Marcos Garcia, Medialab Prado
We are living a new digital disorder. Most categories have become useless: sciences/humanities, public/private, professional/amateur, producer/consumer, work/leisure, local/cosmopolitan, expert/”ignorant”.
New ways of organizing knowledge, new frames of actuation. New ways of thinking about culture as a lab for experimentation.
New actors: there has been a revolution on who can create or who can decide what is on the cultural agenda. Culture has become a read/write culture.
New ways of culture and new actors necessarily leads to new formats: barcamps, unconferences, hackatons, living labs… all of them happening in the open and where drafts are no more something to be hidden until it is finished, but something that is quickly released.
Other issues: replicability, new mediators, new ways of participation, the raising of the local factor, etc.
Labs become mainstream in social innovation: places where exhibition and creation happen at the same time. There is a constant dialogue between the creator and the visitor, that can be informed through exhibitions and end up participating in the ongoing projects. Labs: infrastructures + communities + methodologies. Communities are build around creation, the creation of prototypes following a methodology and with the help of some given infrastructures.

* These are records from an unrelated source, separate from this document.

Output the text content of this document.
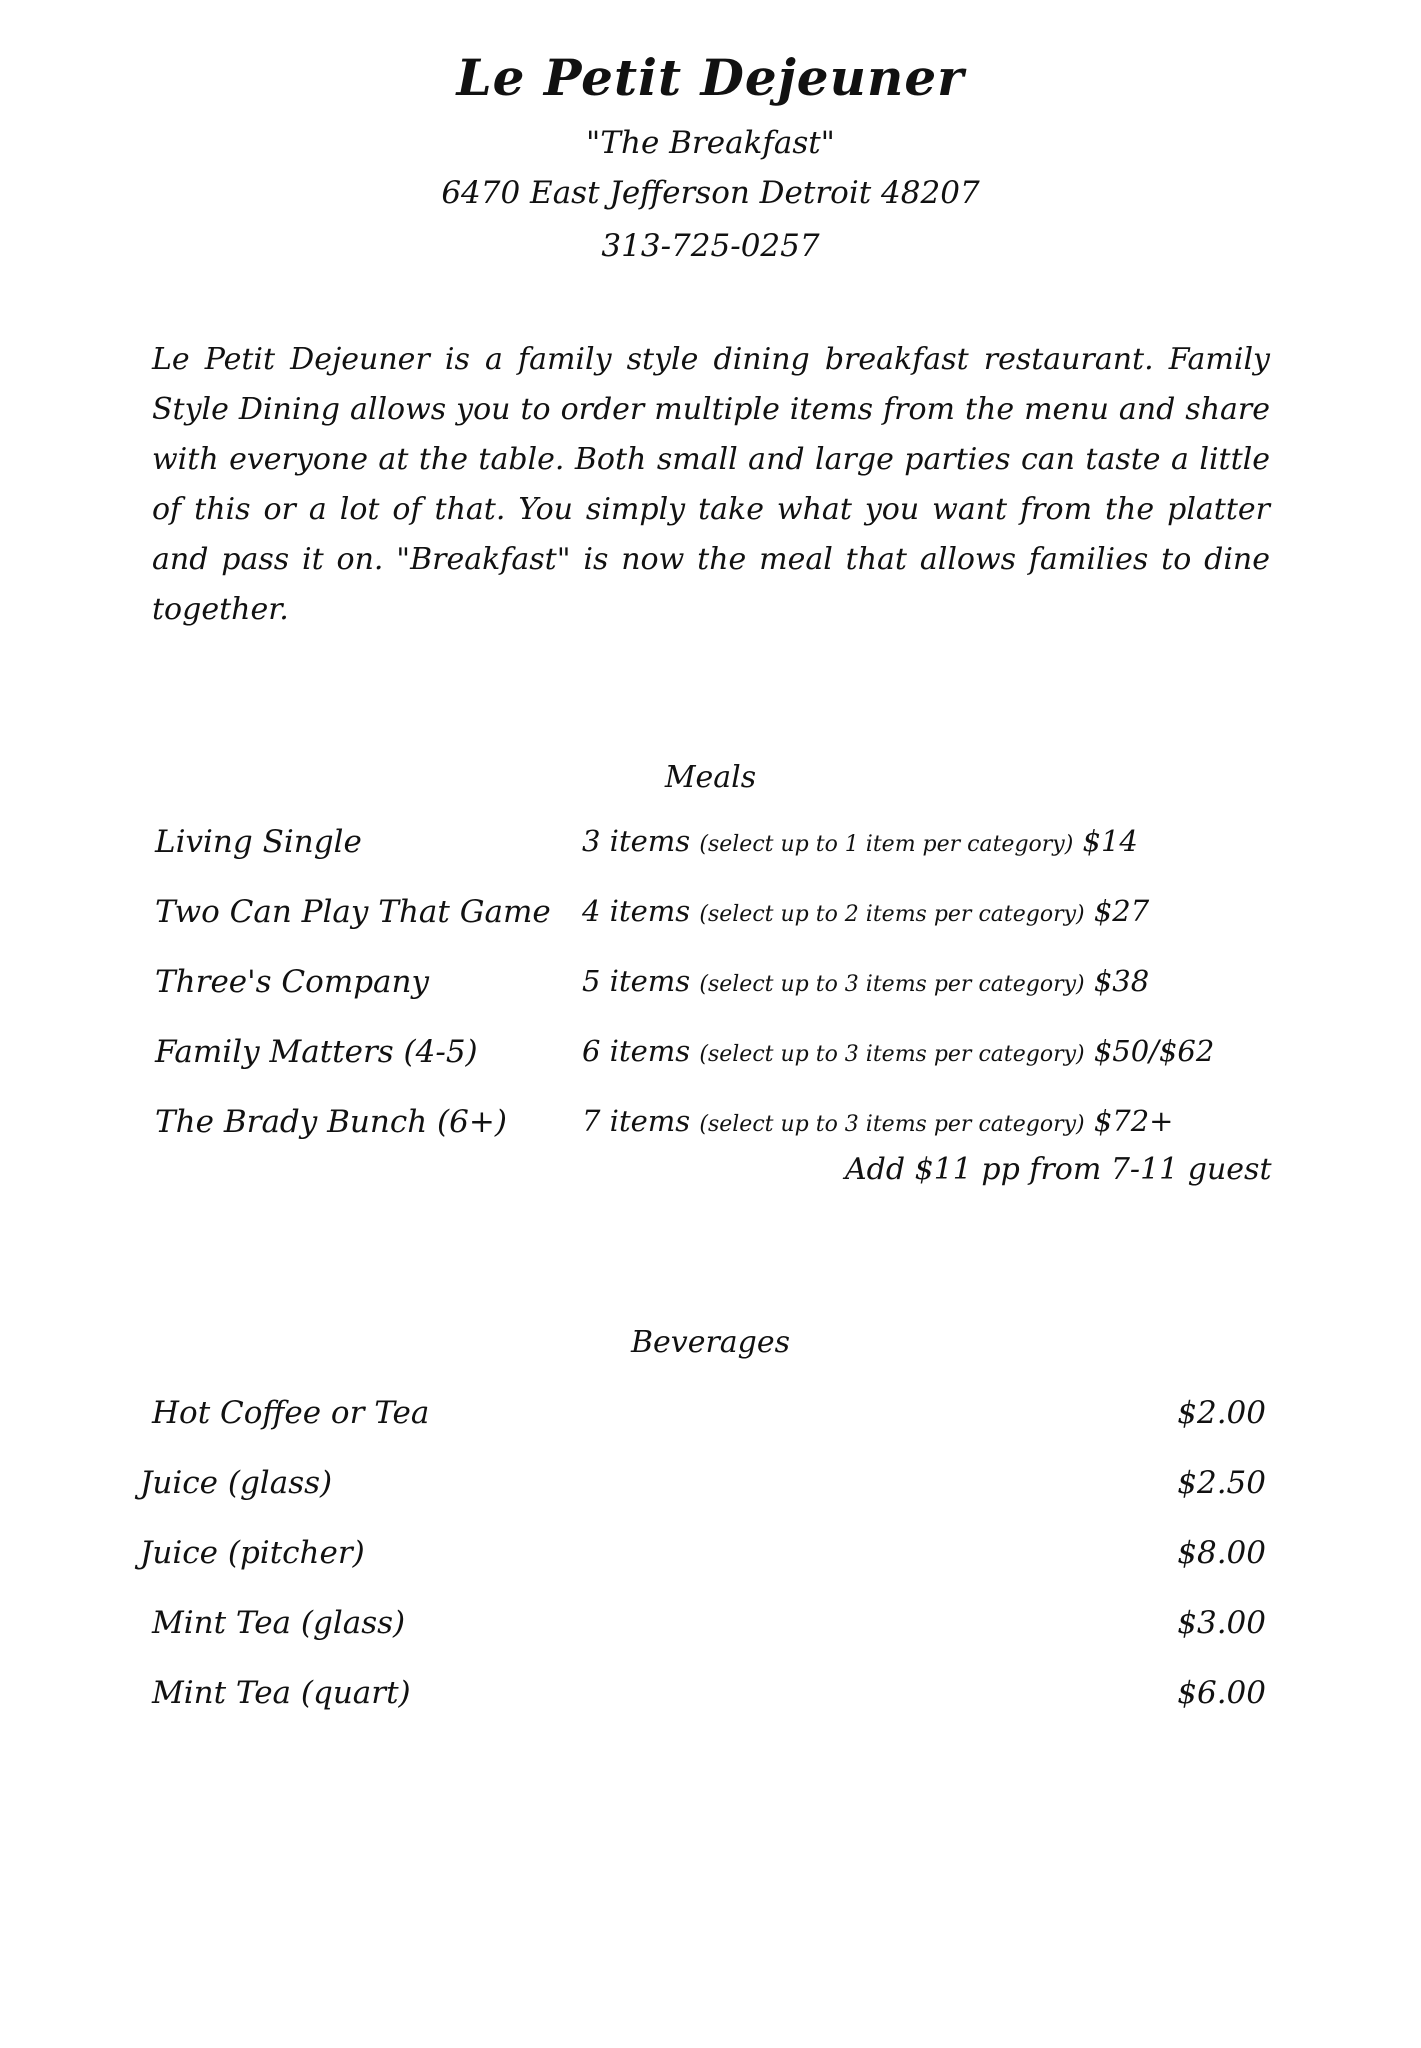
Le Petit Dejeuner
"The Breakfast"
6470 East Jefferson Detroit 48207
313-725-0257
Le Petit Dejeuner is a family style dining breakfast restaurant. Family Style Dining allows you to order multiple items from the menu and share with everyone at the table. Both small and large parties can taste a little of this or a lot of that. You simply take what you want from the platter and pass it on. "Breakfast" is now the meal that allows families to dine together.
Meals
Living Single	3 items (select up to 1 item per category) $14
Two Can Play That Game 4 items (select up to 2 items per category) $27
Three's Company	5 items (select up to 3 items per category) $38
Family Matters (4-5)	6 items (select up to 3 items per category) $50/$62
The Brady Bunch (6+)	7 items (select up to 3 items per category) $72+
Add $11 pp from 7-11 guest
Beverages
Hot Coffee or Tea	$2.00
Juice (glass)	$2.50
Juice (pitcher)	$8.00
Mint Tea (glass)	$3.00
Mint Tea (quart)	$6.00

Open questions: how resources are distributed, the sustainability of cultural initiatives and spaces, how is people to be paid (if they have to), can citizen empowerment end up dismantling public services.

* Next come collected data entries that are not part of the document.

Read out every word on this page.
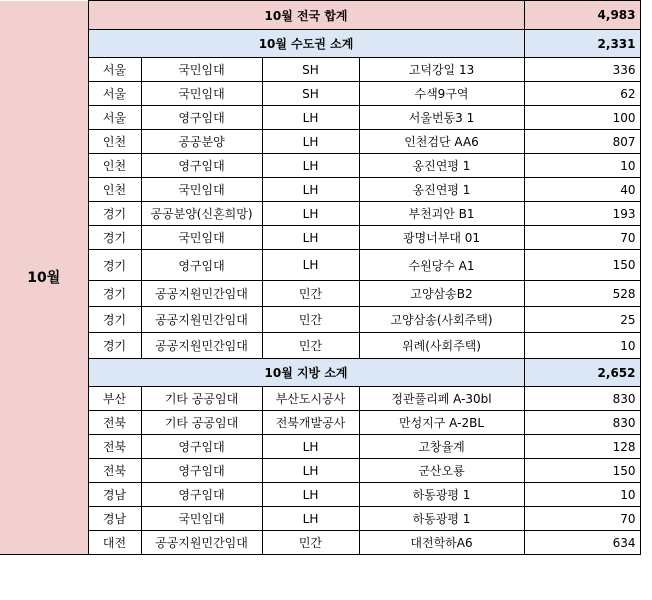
10월	10월 전국 합계				4,983
	10월 수도권 소계				2,331
	서울	국민임대	SH	고덕강일 13	336
	서울	국민임대	SH	수색9구역	62
	서울	영구임대	LH	서울번동3 1	100
	인천	공공분양	LH	인천검단 AA6	807
	인천	영구임대	LH	옹진연평 1	10
	인천	국민임대	LH	옹진연평 1	40
	경기	공공분양(신혼희망)	LH	부천괴안 B1	193
	경기	국민임대	LH	광명너부대 01	70
	경기	영구임대	LH	수원당수 A1	150
	경기	공공지원민간임대	민간	고양삼송B2	528
	경기	공공지원민간임대	민간	고양삼송(사회주택)	25
	경기	공공지원민간임대	민간	위례(사회주택)	10
	10월 지방 소계				2,652
	부산	기타 공공임대	부산도시공사	정관풀리페 A-30bl	830
	전북	기타 공공임대	전북개발공사	만성지구 A-2BL	830
	전북	영구임대	LH	고창율계	128
	전북	영구임대	LH	군산오룡	150
	경남	영구임대	LH	하동광평 1	10
	경남	국민임대	LH	하동광평 1	70
	대전	공공지원민간임대	민간	대전학하A6	634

Pedro Jiménez, Zemos98 / 98 Lab
Public infrastructures have to build public goods, have to contribute to the public domain. Public infrastructures have to be a support, but also have to accept criticism, as cultural creation in based on conflict.

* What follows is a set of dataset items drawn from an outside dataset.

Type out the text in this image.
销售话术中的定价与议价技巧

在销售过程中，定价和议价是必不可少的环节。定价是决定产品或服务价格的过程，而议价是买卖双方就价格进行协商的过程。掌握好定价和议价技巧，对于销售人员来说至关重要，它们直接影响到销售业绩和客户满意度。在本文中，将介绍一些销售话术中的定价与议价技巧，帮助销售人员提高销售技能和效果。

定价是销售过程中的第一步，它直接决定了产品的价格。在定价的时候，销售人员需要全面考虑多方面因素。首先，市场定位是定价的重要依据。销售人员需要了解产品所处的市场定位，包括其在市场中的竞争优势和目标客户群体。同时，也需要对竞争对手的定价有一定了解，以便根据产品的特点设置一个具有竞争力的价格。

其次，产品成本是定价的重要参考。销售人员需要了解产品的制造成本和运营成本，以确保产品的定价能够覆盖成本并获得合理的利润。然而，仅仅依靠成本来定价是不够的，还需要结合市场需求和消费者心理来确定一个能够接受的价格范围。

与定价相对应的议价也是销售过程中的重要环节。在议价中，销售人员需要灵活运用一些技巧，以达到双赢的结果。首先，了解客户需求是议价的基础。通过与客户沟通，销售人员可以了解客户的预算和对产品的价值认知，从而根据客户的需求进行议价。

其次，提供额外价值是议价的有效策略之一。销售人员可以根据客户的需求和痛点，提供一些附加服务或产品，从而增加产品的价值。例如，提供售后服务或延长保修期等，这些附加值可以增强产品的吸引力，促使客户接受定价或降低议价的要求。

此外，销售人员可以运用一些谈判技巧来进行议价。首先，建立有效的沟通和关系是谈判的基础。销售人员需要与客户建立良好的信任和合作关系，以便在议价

It should be possible that institutions and cultural creation can cooperate, be analysed critically, agree, partner strategically, etc.
In many senses, cultural creation has been a mirage that happened in a cultural desert and that has ended in the cultural desert that it was. Despite this, people in cities (like Seville, in the case of Zemos98) have started to self-organize around cultural creation.
A community around a project is crucial, not only for creation, but for (1) being able to distribute what is being created and let it be known and (2) in order to be able to pay the artist/creator for their work.
What are the limits of thinking by creating? Doubtlessly, research has to be open, shared.
One of the risks of cultural creation is the self-imposed need to reinvent oneself continuously. This leads to short-term thinking and not deepening into the issues that are being researched. We should reflect about the life of projects and let them last as long as they require. Maybe it is not a bad idea to, while keeping the idea of the lab (thinking by doing) also sometimes separating both scenarios: the creative part from the reflective or thinking part.
Nico Sguiglia, La Casa Invisible
Civic centres or social centres have traditionally had a very important role in community building, in reflecting about what is happening in the territory, how to improve it or how to fix what is broken.
At the end of the XXth century there is a redefinition of the social centre, moving from the “okupa”, punk, underground aesthetics to a more up-to-date discourse around the new actors and profiles of the community. This new discourse is then based in community building based on public infrastructures, in self-organization and self-management.
The Spanish Indignados or 15M movement heavily relied on these self-organized and self-managed spaces and communities and, reciprocally, these spaces and communities gained a lot of momentum thanks to social movements.
There is a big difficulty, though, in how to integrate different subjectivities. We like to think on the citizen management centres as bio-unions, as new kind of unions, unions of living projects.
It is important that criticism, cultural creation goes from the margins (of society) to its core, trying that the discourse becomes mainstream or reaches the mainstream agenda. Working on creating cultural conflict but also working on reaching citizen consensus. This consensus means that the civic centre has to speak many “languages”, many cultural registries so that no-one is excluded.
The civic centre also contributes to entrepreneurship by creating cooperatives, so that the centre is sustainable and its community can also have a worthy job.
Creation of the Fundación de los Comunes, which gathers several civic initiatives such as El Patio Maravillas, La Pantera Rossa, la Universidad Nómada, l’Ateneu Candela, X.net, Traficantes de Sueños, La Invisible, La Tabacalera de Lavapiés or La Hormiga Atómica.
Discussion
Q: is there any relationship between civic centres and traditional labour unions? Is there a possibility for a new kind of union? Spuiglia: there have been several initiatives of nomad unions, flexible unions, etc. The problem is that, still, these are organizations that have different languages and the meeting points are still difficult to reach.
Q: if the commons or public goods are no more provided by the state, what do we need the state for? Freire: public goods and the commons are different things, sometimes even opposed. Indeed, the commons belong to the private sphere, that is, not the public sphere. García: we should both try to recover a policy for the commons and recover what the state provided as public goods and services.